Haystack-service-graph

The service graph or the dependencies subsystem is designed for visualizing service graphs and how requests are flowing between them. It will combine data from the Alerts and Trending subsystems into a dependency graph to show the current state of the system at a glance. You will be able to drill down into the graph to get details and fine-grain data.

Building the service graph

The service graph or the dependencies subsystem uses the parent-child relationships of spans to create the dependency graph. Each partial span pair (one server span and one client span) represents a call over the network. In a Kafka stream app, we will generate graph edges by buffering partial spans and emitting dependency graph edges when the span pair is complete. The collection of all edges forms the global dependency graph. The graph will be persisted in a Cassandra table as a time series, and consumed by the Dependencies UI.

This repository has two components that focus on:

Building a service dependency graph from incoming spans and
Computing the network latency between the services that allows haystack-trends to produce latency trends between services

Component: node-finder

This component discovers the relationship between services. Services are the nodes in the graph with operations being the edges. Since individual spans (client or server spans) do not carry the name of the services being called or calling them, this component accumulates the incoming spans and uses span-id to discover the dependent services and the operations between them.

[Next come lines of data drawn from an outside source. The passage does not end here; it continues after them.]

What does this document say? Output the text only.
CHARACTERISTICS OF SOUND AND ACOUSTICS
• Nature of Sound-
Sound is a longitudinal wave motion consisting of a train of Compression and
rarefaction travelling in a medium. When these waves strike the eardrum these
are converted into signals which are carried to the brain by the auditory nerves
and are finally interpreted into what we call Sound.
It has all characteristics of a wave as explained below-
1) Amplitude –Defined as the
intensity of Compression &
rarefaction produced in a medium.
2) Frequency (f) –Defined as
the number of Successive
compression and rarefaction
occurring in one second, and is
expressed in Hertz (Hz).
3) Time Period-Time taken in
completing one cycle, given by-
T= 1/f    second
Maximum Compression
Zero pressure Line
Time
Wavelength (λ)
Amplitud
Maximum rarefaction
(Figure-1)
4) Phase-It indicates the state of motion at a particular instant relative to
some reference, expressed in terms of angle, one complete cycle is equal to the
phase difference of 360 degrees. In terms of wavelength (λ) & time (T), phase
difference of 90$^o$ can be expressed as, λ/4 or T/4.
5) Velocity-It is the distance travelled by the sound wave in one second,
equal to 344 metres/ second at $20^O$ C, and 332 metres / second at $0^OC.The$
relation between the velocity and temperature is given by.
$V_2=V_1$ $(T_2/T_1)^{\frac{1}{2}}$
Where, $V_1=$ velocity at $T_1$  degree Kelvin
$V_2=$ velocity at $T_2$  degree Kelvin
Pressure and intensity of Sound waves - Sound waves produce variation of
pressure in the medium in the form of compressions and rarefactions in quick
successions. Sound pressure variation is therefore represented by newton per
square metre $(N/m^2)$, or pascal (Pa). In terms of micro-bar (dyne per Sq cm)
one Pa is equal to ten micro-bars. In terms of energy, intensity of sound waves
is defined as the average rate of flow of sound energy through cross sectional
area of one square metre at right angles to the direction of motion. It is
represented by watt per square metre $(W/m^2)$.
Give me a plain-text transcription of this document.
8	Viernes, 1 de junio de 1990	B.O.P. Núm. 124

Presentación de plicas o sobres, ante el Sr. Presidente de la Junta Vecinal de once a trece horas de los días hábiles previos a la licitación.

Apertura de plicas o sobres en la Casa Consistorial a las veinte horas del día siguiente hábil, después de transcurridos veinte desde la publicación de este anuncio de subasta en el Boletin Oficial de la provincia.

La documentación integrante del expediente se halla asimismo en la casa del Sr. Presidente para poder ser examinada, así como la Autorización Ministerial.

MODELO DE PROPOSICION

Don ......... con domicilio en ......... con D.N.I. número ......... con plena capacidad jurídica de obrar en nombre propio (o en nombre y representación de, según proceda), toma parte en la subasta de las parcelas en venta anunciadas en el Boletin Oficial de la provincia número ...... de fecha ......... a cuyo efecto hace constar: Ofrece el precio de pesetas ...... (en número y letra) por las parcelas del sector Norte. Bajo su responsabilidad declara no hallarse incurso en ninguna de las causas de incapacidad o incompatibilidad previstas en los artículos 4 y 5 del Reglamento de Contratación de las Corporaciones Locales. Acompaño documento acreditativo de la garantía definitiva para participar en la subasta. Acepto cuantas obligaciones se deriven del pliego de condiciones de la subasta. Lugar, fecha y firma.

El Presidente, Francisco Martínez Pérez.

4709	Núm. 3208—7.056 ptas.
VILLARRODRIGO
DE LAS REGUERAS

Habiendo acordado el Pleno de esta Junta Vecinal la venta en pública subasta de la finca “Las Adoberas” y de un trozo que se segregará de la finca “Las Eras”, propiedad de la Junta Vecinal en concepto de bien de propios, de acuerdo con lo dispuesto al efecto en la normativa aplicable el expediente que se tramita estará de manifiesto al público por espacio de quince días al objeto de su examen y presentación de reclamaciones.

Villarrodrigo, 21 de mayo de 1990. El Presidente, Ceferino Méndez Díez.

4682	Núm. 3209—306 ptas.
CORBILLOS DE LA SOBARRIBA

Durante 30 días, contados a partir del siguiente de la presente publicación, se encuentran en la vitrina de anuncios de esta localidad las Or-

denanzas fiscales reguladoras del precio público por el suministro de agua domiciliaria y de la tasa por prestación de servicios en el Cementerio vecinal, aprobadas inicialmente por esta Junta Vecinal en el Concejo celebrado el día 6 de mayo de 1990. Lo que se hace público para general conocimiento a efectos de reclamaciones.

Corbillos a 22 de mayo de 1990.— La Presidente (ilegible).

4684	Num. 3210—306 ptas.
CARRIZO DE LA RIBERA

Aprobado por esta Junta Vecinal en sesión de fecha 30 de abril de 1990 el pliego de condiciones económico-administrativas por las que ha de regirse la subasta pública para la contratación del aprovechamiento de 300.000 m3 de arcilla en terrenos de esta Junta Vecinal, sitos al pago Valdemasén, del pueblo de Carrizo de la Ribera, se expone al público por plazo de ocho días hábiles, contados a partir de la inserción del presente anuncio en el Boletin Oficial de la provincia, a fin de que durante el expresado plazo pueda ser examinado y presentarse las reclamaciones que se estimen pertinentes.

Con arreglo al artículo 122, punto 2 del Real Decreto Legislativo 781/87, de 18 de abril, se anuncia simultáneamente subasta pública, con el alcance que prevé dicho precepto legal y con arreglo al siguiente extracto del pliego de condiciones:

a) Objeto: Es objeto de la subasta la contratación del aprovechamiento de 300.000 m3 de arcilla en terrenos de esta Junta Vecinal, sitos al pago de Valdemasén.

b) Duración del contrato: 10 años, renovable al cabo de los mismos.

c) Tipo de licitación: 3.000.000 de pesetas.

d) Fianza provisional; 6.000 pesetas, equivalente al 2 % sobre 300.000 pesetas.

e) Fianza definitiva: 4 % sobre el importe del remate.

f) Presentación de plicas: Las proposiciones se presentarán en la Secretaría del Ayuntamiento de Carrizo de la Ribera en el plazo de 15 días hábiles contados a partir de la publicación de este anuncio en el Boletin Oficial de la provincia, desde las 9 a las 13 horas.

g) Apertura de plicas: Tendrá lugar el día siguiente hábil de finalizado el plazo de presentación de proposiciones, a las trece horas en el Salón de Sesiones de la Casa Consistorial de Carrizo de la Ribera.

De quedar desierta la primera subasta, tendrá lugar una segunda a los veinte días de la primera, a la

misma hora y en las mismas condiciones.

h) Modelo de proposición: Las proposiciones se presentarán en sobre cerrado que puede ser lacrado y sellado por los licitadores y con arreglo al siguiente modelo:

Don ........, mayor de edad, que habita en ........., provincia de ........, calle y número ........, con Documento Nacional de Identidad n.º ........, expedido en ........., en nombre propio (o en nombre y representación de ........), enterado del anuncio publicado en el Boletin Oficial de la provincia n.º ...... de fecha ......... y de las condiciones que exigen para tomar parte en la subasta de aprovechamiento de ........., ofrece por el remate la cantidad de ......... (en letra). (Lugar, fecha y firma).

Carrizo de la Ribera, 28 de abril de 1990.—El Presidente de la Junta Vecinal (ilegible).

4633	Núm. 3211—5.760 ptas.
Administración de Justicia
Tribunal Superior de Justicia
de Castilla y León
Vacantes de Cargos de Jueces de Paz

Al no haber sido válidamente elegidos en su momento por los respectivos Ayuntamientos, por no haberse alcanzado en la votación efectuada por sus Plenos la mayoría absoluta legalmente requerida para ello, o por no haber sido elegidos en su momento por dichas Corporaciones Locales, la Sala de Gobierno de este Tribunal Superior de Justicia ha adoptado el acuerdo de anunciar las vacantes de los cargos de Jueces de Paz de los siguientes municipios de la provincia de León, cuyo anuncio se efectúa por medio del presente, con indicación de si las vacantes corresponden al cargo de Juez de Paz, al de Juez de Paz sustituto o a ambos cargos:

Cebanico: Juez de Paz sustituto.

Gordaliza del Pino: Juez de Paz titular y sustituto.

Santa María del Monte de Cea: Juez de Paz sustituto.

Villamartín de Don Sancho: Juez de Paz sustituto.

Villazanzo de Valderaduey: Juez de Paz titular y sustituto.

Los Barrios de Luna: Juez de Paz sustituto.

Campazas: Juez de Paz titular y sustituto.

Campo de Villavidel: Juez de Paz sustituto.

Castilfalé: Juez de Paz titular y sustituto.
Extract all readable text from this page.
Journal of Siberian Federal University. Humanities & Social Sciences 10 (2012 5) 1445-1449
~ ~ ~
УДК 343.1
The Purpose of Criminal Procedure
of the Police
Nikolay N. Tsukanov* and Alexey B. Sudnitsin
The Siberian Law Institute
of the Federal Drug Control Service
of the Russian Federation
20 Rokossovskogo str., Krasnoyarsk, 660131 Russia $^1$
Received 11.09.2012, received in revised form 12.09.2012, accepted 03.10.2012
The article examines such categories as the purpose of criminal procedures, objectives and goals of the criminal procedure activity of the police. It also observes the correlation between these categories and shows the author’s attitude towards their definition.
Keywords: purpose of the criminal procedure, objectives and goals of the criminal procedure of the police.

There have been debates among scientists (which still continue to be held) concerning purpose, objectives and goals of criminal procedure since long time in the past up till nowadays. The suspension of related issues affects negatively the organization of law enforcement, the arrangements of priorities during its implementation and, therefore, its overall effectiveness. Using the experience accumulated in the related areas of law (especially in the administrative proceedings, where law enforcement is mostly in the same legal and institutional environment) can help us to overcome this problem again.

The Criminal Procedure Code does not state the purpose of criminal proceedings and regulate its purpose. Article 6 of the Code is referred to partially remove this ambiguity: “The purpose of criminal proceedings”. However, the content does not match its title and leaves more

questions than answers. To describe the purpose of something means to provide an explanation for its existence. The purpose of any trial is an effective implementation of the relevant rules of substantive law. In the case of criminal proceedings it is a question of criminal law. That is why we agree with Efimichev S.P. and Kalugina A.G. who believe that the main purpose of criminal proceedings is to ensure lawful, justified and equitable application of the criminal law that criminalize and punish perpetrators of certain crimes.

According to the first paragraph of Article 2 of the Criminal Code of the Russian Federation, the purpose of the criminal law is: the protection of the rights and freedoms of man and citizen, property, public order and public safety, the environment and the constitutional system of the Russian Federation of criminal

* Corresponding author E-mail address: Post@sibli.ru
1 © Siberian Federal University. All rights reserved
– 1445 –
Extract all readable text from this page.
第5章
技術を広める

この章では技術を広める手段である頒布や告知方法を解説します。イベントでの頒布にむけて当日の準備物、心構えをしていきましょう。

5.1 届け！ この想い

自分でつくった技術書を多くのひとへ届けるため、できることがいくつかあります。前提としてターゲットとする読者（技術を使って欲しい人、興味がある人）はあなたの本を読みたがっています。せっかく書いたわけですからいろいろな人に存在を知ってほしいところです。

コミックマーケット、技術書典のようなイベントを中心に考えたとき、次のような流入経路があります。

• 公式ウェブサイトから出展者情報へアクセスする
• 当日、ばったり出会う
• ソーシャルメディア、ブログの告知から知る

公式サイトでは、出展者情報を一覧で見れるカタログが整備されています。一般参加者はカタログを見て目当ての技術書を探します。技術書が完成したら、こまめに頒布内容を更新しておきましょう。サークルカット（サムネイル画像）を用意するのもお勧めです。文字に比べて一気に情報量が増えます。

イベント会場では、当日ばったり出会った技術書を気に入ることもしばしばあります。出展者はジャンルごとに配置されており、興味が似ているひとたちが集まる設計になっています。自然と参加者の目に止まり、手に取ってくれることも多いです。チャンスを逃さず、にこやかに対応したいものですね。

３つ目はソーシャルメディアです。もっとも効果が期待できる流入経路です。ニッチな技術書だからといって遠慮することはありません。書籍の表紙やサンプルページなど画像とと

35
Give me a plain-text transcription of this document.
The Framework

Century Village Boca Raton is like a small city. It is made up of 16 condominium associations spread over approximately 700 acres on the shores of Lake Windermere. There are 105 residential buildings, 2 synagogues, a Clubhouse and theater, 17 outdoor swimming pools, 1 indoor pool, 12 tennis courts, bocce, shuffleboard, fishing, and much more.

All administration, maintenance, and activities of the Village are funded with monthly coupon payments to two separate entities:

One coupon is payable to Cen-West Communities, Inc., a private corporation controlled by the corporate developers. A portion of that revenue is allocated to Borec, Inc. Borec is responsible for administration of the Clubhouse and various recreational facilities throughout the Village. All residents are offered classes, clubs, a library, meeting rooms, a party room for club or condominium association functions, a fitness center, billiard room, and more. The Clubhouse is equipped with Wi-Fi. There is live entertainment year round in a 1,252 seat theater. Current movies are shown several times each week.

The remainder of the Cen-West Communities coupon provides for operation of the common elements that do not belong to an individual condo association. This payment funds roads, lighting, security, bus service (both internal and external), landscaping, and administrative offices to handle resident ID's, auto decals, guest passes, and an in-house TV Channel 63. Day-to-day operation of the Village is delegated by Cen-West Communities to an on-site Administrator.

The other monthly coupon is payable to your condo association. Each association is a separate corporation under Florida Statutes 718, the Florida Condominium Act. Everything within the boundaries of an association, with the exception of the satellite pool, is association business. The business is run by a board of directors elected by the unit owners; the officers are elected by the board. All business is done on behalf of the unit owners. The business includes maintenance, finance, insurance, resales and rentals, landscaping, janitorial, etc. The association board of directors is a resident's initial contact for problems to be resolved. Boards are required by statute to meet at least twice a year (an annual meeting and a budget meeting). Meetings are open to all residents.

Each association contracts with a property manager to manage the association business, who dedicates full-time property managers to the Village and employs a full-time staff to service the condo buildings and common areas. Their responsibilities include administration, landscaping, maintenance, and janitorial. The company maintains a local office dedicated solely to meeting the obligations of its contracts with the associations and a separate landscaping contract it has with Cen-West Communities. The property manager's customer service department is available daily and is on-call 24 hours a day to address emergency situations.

Discovered "span pairs" are then used to produce two different outputs

A simple object that has calling service name, called service name and the operation name and
A MetricPoint object with latency between the service pair discovered

Like many other components of Haystack, this component is also a Kafka streams. Picture below shows the topology / architecture of this component

High Level Block Diagram

Starting point for the application is the Streams class. This class builds the topology shown in the picture above.

node-finder topology consists of one source, three processors and two sinks.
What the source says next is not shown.